We asked one of our favorite natural dyers (and customers) Liz Spencer of Dogwood Dyer to capture a recent Easter egg bundle dyeing adventure with her son Dalton. Liz tells us, “After 2 sessions we had some diverse effects. Our first session eggs were literally eaten by our dog. Tip: don’t leave steamed eggs to cool outside unattended with a food-driven beagle.”
Thanks to her perseverance, Liz and Dalton were still able to pull off a wonderful natural dyeing day and we are lucky to have her pictures and tutorial text below.
How to Bundle Dye Easter Eggs
Tutorial and text by Liz Spencer, Dogwood Dyer
If you’re like me and you’re as eager as possible to find seasonal activities that are kid friendly, sustainable, and fun, then take inspiration from this natural and organic method of applying color to spring Easter eggs.My favorite natural dyestuffs for this method that produce the brightest and most saturated reds pinks, purples and yellows include osage orange chips and saw dust, logwood chips, cochineal insects, annatto, marigold flowers, and madder root. You will only need a pinch or two of each dyestuff for each egg.
-eggs (clearer and brighter colors are best achieved on white eggs)
-rag or sponge<
-clothespins, twine, or rubber bands
-small amounts of raw dyestuffs
-small mixing bowl
-fork or spoon
-pot with lid
-strainer or colander (the tighter fitting and deeper the better)
-lemon juice (or anything acidic including vinegar)
1. Wash the eggs with a bit of soap and warm water. It helps to also gently rub off any oils that may be on the eggs with the sponge or rag to ensure good color uptake.
2. Cut your cheesecloth into long pieces of about 5″ x 12″. If your eggs are larger, you may want to cut the cheesecloth a bit larger. You may also wish to double up your cheesecloth strips for extra containment of the dyestuffs.
3. Crack one egg and scramble in the mixing bowl
4. Compose your bundle by placing the dyestuffs on the cheesecloth however you like. I have found that the wood chips and roots are best broken up into pieces smaller than 1/2″ at least.
5. Dip your clean eggs into the scrambled egg mixture and turn it to evenly coat the whole exterior of the shell with egg yolk.
6. Now carefully roll the egg along the cheesecloth and coat it with the dyestuffs while keeping the cheesecloth tight and close to the egg. When the egg is covered, tuck in the extra edges of the cheesecloth and wrap tightly. I like to gather the extra edges, twist them and then secure them like a bread bag. You can secure with a clothespin or rubber bands or twine.
7. Put about an inch or two of water in the pot and begin to heat on medium high. Place your eggs into your steaming basket (collander) and secure lid. The less steam that escapes from your pot the more efficient the process.

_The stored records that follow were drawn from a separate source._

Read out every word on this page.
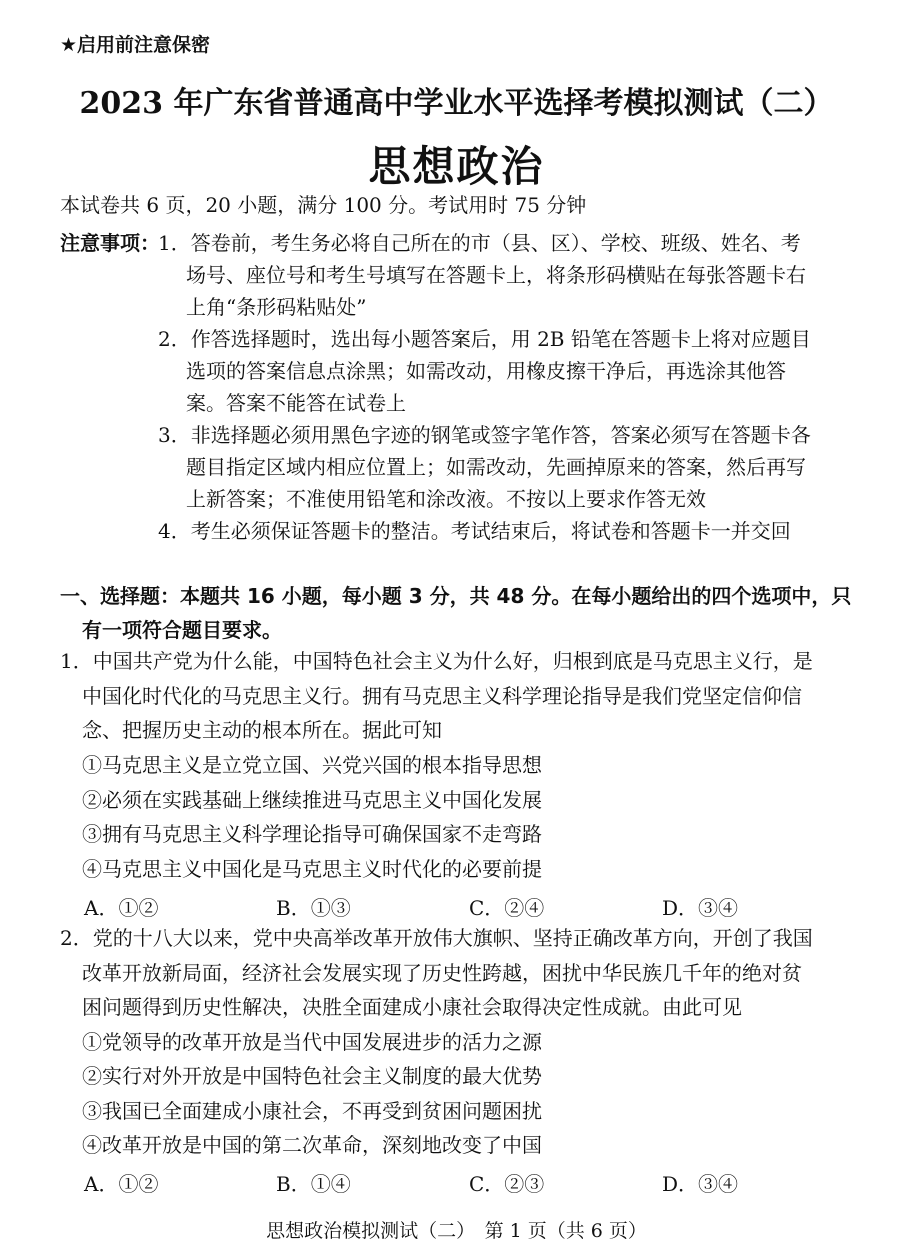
★启用前注意保密
2023 年广东省普通高中学业水平选择考模拟测试（二）
思想政治
本试卷共 6 页，20 小题，满分 100 分。考试用时 75 分钟
注意事项：
1．答卷前，考生务必将自己所在的市（县、区）、学校、班级、姓名、考
场号、座位号和考生号填写在答题卡上，将条形码横贴在每张答题卡右
上角“条形码粘贴处”
2．作答选择题时，选出每小题答案后，用 2B 铅笔在答题卡上将对应题目
选项的答案信息点涂黑；如需改动，用橡皮擦干净后，再选涂其他答
案。答案不能答在试卷上
3．非选择题必须用黑色字迹的钢笔或签字笔作答，答案必须写在答题卡各
题目指定区域内相应位置上；如需改动，先画掉原来的答案，然后再写
上新答案；不准使用铅笔和涂改液。不按以上要求作答无效
4．考生必须保证答题卡的整洁。考试结束后，将试卷和答题卡一并交回
一、选择题：本题共 16 小题，每小题 3 分，共 48 分。在每小题给出的四个选项中，只
有一项符合题目要求。
1．中国共产党为什么能，中国特色社会主义为什么好，归根到底是马克思主义行，是
中国化时代化的马克思主义行。拥有马克思主义科学理论指导是我们党坚定信仰信
念、把握历史主动的根本所在。据此可知
①马克思主义是立党立国、兴党兴国的根本指导思想
②必须在实践基础上继续推进马克思主义中国化发展
③拥有马克思主义科学理论指导可确保国家不走弯路
④马克思主义中国化是马克思主义时代化的必要前提
A．①②	B．①③	C．②④	D．③④
2．党的十八大以来，党中央高举改革开放伟大旗帜、坚持正确改革方向，开创了我国
改革开放新局面，经济社会发展实现了历史性跨越，困扰中华民族几千年的绝对贫
困问题得到历史性解决，决胜全面建成小康社会取得决定性成就。由此可见
①党领导的改革开放是当代中国发展进步的活力之源
②实行对外开放是中国特色社会主义制度的最大优势
③我国已全面建成小康社会，不再受到贫困问题困扰
④改革开放是中国的第二次革命，深刻地改变了中国
A．①②	B．①④	C．②③	D．③④
思想政治模拟测试（二）　第 1 页（共 6 页）
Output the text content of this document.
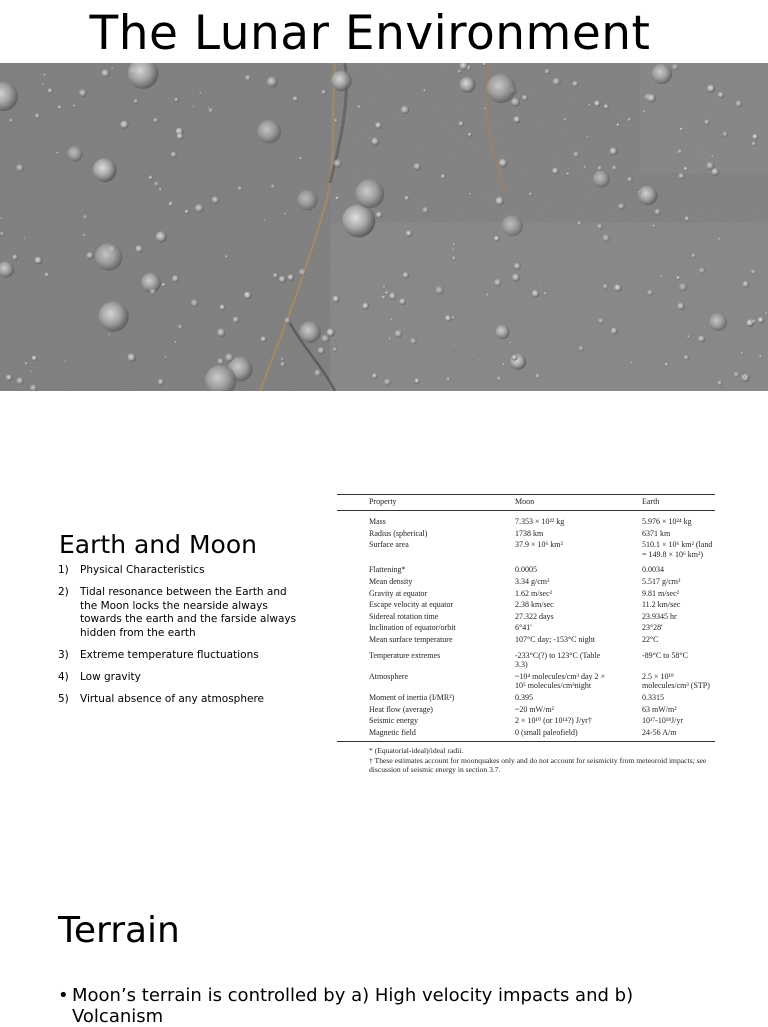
The Lunar Environment
Earth and Moon
1)	Physical Characteristics
2)	Tidal resonance between the Earth and the Moon locks the nearside always towards the earth and the farside always hidden from the earth
3)	Extreme temperature fluctuations
4)	Low gravity
5)	Virtual absence of any atmosphere
Property	Moon	Earth
Mass	7.353 × 10²² kg	5.976 × 10²⁴ kg
Radius (spherical)	1738 km	6371 km
Surface area	37.9 × 10⁶ km²	510.1 × 10⁶ km² (land = 149.8 × 10⁶ km²)
Flattening*	0.0005	0.0034
Mean density	3.34 g/cm³	5.517 g/cm³
Gravity at equator	1.62 m/sec²	9.81 m/sec²
Escape velocity at equator	2.38 km/sec	11.2 km/sec
Sidereal rotation time	27.322 days	23.9345 hr
Inclination of equator/orbit	6°41'	23°28'
Mean surface temperature	107°C day; -153°C night	22°C
Temperature extremes	-233°C(?) to 123°C (Table 3.3)	-89°C to 58°C
Atmosphere	~10⁴ molecules/cm³ day 2 × 10⁵ molecules/cm³night	2.5 × 10¹⁹ molecules/cm³ (STP)
Moment of inertia (I/MR²)	0.395	0.3315
Heat flow (average)	~20 mW/m²	63 mW/m²
Seismic energy	2 × 10¹⁰ (or 10¹⁴?) J/yr†	10¹⁷-10¹⁸J/yr
Magnetic field	0 (small paleofield)	24-56 A/m
* (Equatorial-ideal)/ideal radii.
† These estimates account for moonquakes only and do not account for seismicity from meteoroid impacts; see discussion of seismic energy in section 3.7.
Terrain
• Moon’s terrain is controlled by a) High velocity impacts and b) Volcanism
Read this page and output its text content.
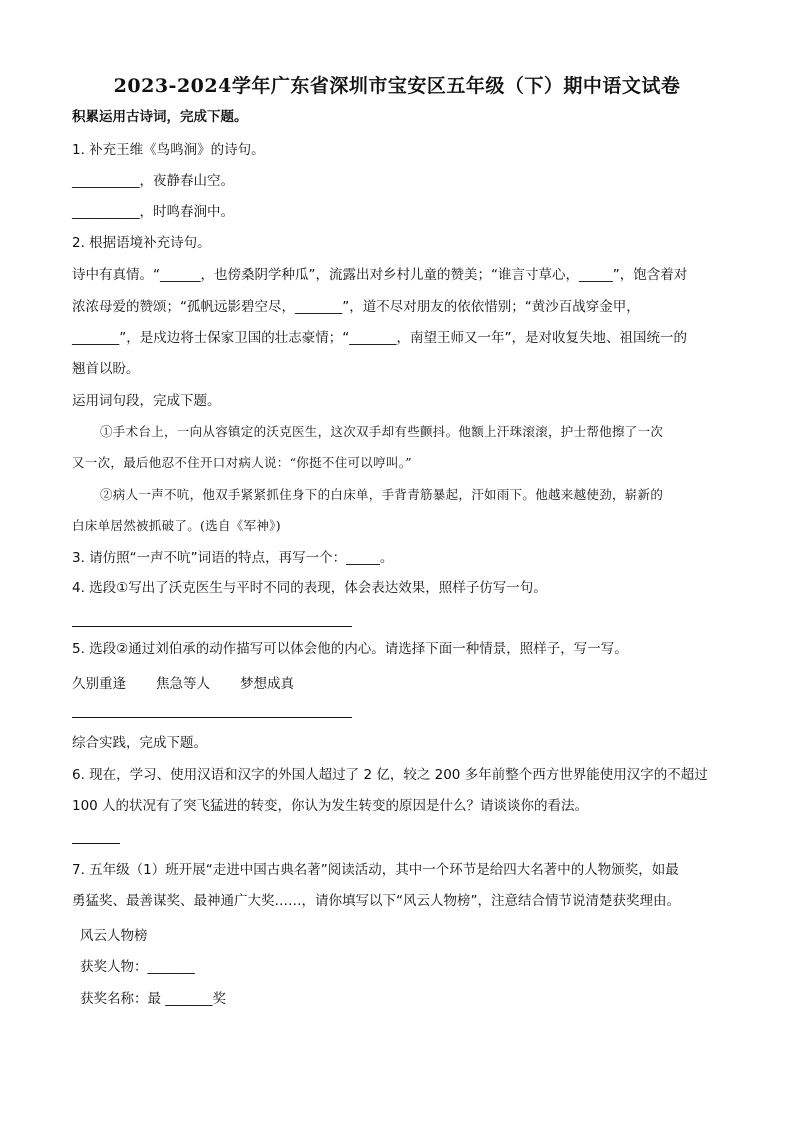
2023-2024学年广东省深圳市宝安区五年级（下）期中语文试卷
积累运用古诗词，完成下题。
1. 补充王维《鸟鸣涧》的诗句。
__________，夜静春山空。
__________，时鸣春涧中。
2. 根据语境补充诗句。
诗中有真情。“______，也傍桑阴学种瓜”，流露出对乡村儿童的赞美；“谁言寸草心，_____”，饱含着对
浓浓母爱的赞颂；“孤帆远影碧空尽，_______”，道不尽对朋友的依依惜别；“黄沙百战穿金甲，
_______”，是戍边将士保家卫国的壮志豪情；“_______，南望王师又一年”，是对收复失地、祖国统一的
翘首以盼。
运用词句段，完成下题。
①手术台上，一向从容镇定的沃克医生，这次双手却有些颤抖。他额上汗珠滚滚，护士帮他擦了一次
又一次，最后他忍不住开口对病人说：“你挺不住可以哼叫。”
②病人一声不吭，他双手紧紧抓住身下的白床单，手背青筋暴起，汗如雨下。他越来越使劲，崭新的
白床单居然被抓破了。(选自《军神》)
3. 请仿照“一声不吭”词语的特点，再写一个：_____。
4. 选段①写出了沃克医生与平时不同的表现，体会表达效果，照样子仿写一句。
5. 选段②通过刘伯承的动作描写可以体会他的内心。请选择下面一种情景，照样子，写一写。
久别重逢 焦急等人 梦想成真
综合实践，完成下题。
6. 现在，学习、使用汉语和汉字的外国人超过了 2 亿，较之 200 多年前整个西方世界能使用汉字的不超过
100 人的状况有了突飞猛进的转变，你认为发生转变的原因是什么？请谈谈你的看法。
7. 五年级（1）班开展“走进中国古典名著”阅读活动，其中一个环节是给四大名著中的人物颁奖，如最
勇猛奖、最善谋奖、最神通广大奖……，请你填写以下“风云人物榜”，注意结合情节说清楚获奖理由。
风云人物榜
获奖人物：_______
获奖名称：最 _______奖
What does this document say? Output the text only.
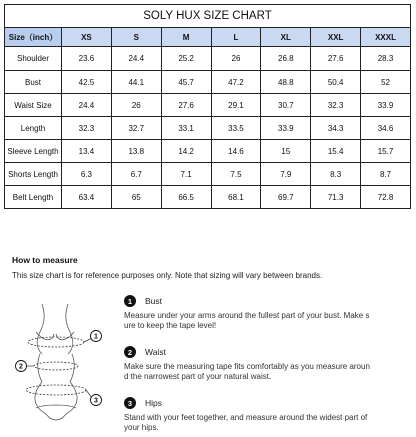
SOLY HUX SIZE CHART							
Size（inch）	XS	S	M	L	XL	XXL	XXXL
Shoulder	23.6	24.4	25.2	26	26.8	27.6	28.3
Bust	42.5	44.1	45.7	47.2	48.8	50.4	52
Waist Size	24.4	26	27.6	29.1	30.7	32.3	33.9
Length	32.3	32.7	33.1	33.5	33.9	34.3	34.6
Sleeve Length	13.4	13.8	14.2	14.6	15	15.4	15.7
Shorts Length	6.3	6.7	7.1	7.5	7.9	8.3	8.7
Belt Length	63.4	65	66.5	68.1	69.7	71.3	72.8
How to measure
This size chart is for reference purposes only. Note that sizing will vary between brands.
1
2
3
1	Bust
Measure under your arms around the fullest part of your bust. Make s
ure to keep the tape level!
2	Waist
Make sure the measuring tape fits comfortably as you measure aroun
d the narrowest part of your natural waist.
3	Hips
Stand with your feet together, and measure around the widest part of
your hips.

8. Check on the progress of the color progression every 15 minutes or so. I have found that it is quite easy for bundle dyes with quite a bit of dyestuff to bleed and run relatively quickly leading to a more watercolor effect versus a speckled look. Most of the time you will see great results after 30 minutes with a good strong and steady steam.
9. Unbundle your eggs after letting them cool a bit and rinse them gently in cool water. Depending on how long the eggs sat in the steam, you may find that they’re fully cooked as well.
Other fun experiments: You may also like to play with pH and add sprinkles of alkaline baking soda or splashes of acidic lemon juice or vinegar to certain areas of the bundles. Not all dyestuffs are pH sensitive leading to a different color, but it’s fun to note which eggs were pH modified to see if there is a discernible difference in color. You may also like to crush your cochineal insects in a mortar and pestle and sprinkle the dust on the eggs and then bundle for a starry effect. You can also try grinding madder root in an old coffee grinder.